Kuwaiti women make history in showdown election

Several candidates accused senior members of the establishment of working against the constitution and democracy, but no one has questioned the legitimacy of the Al-Sabah family.

"We will never reach that level and no one is in fact trying to do so," liberal writer Ahmad al-Sarraf told AFP. "The criticism is just adding spice to the election campaign."

OPEC member Kuwait, which has 10 percent of global oil reserves according to official figures, is enjoying an economic boom thanks to strong oil prices, and its assets are estimated at more than 150 billion dollars.

Veteran opposition candidate and former parliamentary speaker Ahmad al-Saadun, who has launched scathing attacks on the government, charged at a rally Monday that "corruption forces" were planning to seize power in Kuwait.

Hundreds of rallies attracted record crowds, mainly because of intense campaigning by women and young people who had no input in previous polls.

About a dozen youth organisations were formed before and during the campaign, and many candidates invited their leaders to speak at rallies.

"Our role has been to mobilise the voters in the battle against corruption.
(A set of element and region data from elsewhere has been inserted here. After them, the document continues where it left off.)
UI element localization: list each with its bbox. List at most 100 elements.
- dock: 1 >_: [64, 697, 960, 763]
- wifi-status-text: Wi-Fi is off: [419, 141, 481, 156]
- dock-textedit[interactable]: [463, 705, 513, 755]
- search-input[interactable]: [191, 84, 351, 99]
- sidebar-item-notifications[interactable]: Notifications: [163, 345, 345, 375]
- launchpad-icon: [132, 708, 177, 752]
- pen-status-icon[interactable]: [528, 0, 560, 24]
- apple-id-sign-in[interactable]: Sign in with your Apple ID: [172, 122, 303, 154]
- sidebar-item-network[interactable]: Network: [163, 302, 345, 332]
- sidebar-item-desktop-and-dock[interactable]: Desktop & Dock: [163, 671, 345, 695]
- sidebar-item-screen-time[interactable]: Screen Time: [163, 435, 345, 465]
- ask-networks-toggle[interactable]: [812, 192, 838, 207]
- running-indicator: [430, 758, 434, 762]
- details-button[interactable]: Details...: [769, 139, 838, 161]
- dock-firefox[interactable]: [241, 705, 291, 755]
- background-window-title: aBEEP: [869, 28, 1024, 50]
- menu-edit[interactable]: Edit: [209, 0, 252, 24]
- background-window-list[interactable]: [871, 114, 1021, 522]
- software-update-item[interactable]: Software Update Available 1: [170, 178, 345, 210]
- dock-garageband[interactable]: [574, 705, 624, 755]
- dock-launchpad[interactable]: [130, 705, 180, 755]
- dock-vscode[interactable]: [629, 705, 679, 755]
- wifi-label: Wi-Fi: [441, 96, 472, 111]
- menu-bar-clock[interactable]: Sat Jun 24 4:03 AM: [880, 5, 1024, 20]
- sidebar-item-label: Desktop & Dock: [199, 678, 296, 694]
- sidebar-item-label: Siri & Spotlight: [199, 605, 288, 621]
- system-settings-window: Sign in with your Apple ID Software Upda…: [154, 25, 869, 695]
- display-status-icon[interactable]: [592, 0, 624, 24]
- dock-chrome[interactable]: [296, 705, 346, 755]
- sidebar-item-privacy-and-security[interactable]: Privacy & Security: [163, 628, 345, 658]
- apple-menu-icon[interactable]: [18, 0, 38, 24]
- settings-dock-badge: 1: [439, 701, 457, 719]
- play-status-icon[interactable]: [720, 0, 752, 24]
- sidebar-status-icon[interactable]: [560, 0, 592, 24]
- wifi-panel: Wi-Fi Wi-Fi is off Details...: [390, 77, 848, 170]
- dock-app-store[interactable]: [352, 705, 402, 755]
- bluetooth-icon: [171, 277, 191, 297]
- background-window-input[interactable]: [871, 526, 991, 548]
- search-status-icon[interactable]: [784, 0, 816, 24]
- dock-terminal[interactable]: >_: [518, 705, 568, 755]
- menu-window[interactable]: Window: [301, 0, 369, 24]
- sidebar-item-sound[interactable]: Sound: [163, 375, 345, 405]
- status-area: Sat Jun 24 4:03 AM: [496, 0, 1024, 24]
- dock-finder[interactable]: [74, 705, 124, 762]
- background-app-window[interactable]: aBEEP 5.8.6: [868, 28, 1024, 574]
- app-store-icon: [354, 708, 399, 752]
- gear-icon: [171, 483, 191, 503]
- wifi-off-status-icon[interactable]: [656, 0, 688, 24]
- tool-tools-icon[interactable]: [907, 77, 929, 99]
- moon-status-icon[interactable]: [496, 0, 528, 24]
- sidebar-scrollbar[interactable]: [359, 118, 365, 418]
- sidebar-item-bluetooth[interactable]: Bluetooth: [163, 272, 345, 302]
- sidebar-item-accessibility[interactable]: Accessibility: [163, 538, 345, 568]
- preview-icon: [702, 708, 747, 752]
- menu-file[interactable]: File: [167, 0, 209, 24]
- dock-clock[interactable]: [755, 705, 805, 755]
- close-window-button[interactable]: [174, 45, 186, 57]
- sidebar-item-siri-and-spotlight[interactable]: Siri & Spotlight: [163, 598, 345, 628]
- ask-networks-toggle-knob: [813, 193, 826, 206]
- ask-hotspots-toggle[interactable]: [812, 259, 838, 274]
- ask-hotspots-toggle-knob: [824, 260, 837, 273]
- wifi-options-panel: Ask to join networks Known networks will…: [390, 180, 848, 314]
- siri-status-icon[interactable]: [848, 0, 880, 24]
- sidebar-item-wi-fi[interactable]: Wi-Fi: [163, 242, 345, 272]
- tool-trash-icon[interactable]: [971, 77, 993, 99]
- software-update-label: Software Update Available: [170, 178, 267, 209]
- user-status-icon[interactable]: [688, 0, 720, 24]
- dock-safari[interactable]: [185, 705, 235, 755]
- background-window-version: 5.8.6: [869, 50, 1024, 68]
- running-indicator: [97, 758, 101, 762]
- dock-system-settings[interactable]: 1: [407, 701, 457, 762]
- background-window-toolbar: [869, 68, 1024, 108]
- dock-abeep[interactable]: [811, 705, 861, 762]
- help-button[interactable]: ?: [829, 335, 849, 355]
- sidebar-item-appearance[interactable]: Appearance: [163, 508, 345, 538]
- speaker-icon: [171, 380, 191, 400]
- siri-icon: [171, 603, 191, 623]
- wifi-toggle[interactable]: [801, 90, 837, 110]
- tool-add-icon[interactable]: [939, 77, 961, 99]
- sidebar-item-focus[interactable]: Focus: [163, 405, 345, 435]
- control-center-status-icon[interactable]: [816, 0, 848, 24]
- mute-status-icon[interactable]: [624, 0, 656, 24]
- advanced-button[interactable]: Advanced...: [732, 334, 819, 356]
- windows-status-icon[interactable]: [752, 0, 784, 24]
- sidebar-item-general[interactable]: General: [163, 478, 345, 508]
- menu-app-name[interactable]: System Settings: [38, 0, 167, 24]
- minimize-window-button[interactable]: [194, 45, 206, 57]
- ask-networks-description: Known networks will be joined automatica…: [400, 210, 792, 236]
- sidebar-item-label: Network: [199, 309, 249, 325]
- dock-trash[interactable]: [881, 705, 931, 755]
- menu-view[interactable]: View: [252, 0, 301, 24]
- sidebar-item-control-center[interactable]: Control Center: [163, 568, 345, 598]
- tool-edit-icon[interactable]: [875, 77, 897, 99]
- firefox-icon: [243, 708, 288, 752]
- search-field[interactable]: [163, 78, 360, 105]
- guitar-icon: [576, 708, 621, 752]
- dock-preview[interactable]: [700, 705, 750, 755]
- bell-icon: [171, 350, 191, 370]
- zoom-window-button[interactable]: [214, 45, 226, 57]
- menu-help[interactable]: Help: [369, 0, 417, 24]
We have been going door-to-door to urge the people to vote for reformist candidates," Nabil al-Mufarreh, head of the National Union of Kuwait Students and a leading activist, told AFP.

Sami al-Mani, head of the youth group Kuwait Alliance, said his members convinced hundreds of voters to cast their ballots for reformist candidates.

The number of women attending election rallies has been impressive, with all candidates holding special meetings in a bid to win their votes.

Women comprise 57 percent of the 340,000-strong electorate in a population of just one million.

"No one had expected them to turn out in large numbers at rallies," said Fatima al-Baker, a writer and member of the Union of Kuwaiti Women Associations.

"I think their participation could dramatically change the Kuwaiti political landscape. I expect a better and stronger parliament because of active women’s participation as voters," Baker told AFP.